Добавить в цитаты Настройки чтения

Страница 20 из 23

И все-таки «клеветы», собранные Шугаевым, кое о чем свидетельствуют. И сорок с лишним лет спустя не забыли Пензенского края обыватели оскорбления, нанесенного им старухой Арсеньевой: на свой лад жила – не так, как все. И с внуком своим золотушным носилась, что с торбой писаной. И надо ж такому случиться! Заморыш в великие люди вышел! И тут обошли их Столыпины, воистину – отродье сатанинское. Недаром картинка есть, с разрешения Синода писанная: лик его дьявольский – среди грешников, в геенне огненной! Весь как есть! Люди верные сказывали, своими глазами видели – в селе Подмоклево, в храме тамошнем. Не может ошибки быть! Вот тебе, гордячка тарханская!
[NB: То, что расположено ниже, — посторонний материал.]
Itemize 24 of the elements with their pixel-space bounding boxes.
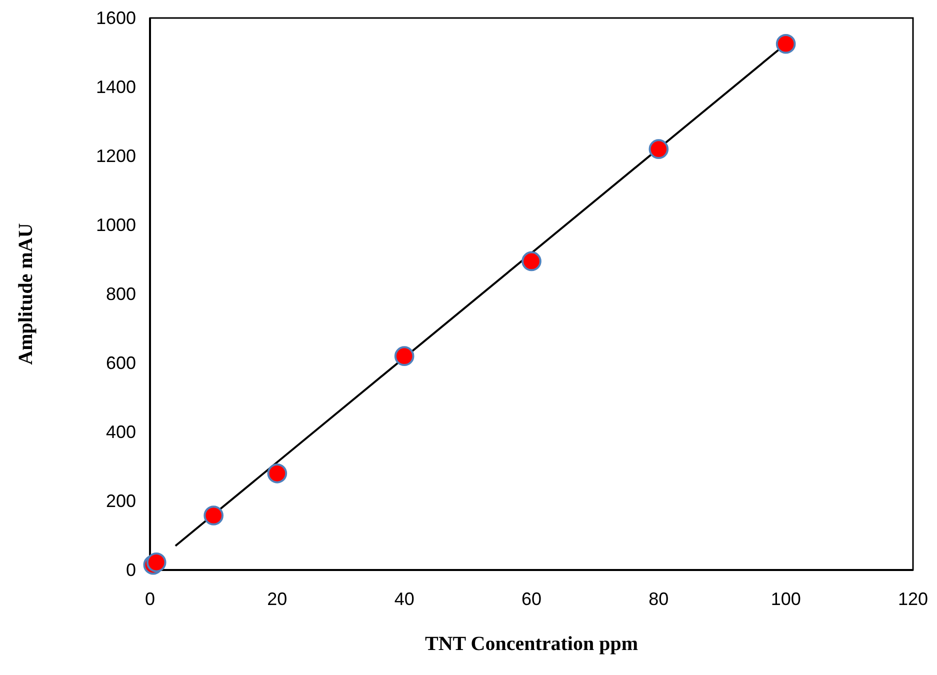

Ты его – внука Михайлу – в чин архангельский записала, с Саваофом рядом поставила, и святым воинством оборонила, и херувимчиков раб твой по куполу распустил – все исполнил по приказу твоему человек твой, к живописному делу способный.

Да не за тобой, за нами, за ничтожеством нашим, слово последнее.

Глава пятая

Итак, и этак раскидывала Елизавета Алексеевна – не сходился пасьянс: ни воспитание на широкую ногу, ни деревенский университет не по средствам ей, недоступно по дороговизне. Была бы Подмосковная!.. Подмосковные и при средних достатках без казенных заведений обходились. Сговаривались домами, скидывались родством, глядишь, при одном богатом семействе и свои собственные, и чужие дети воспитание получат, в самых широких размерах. А там и в полк. Из гнезда домашнего да в уланы, плохо ли?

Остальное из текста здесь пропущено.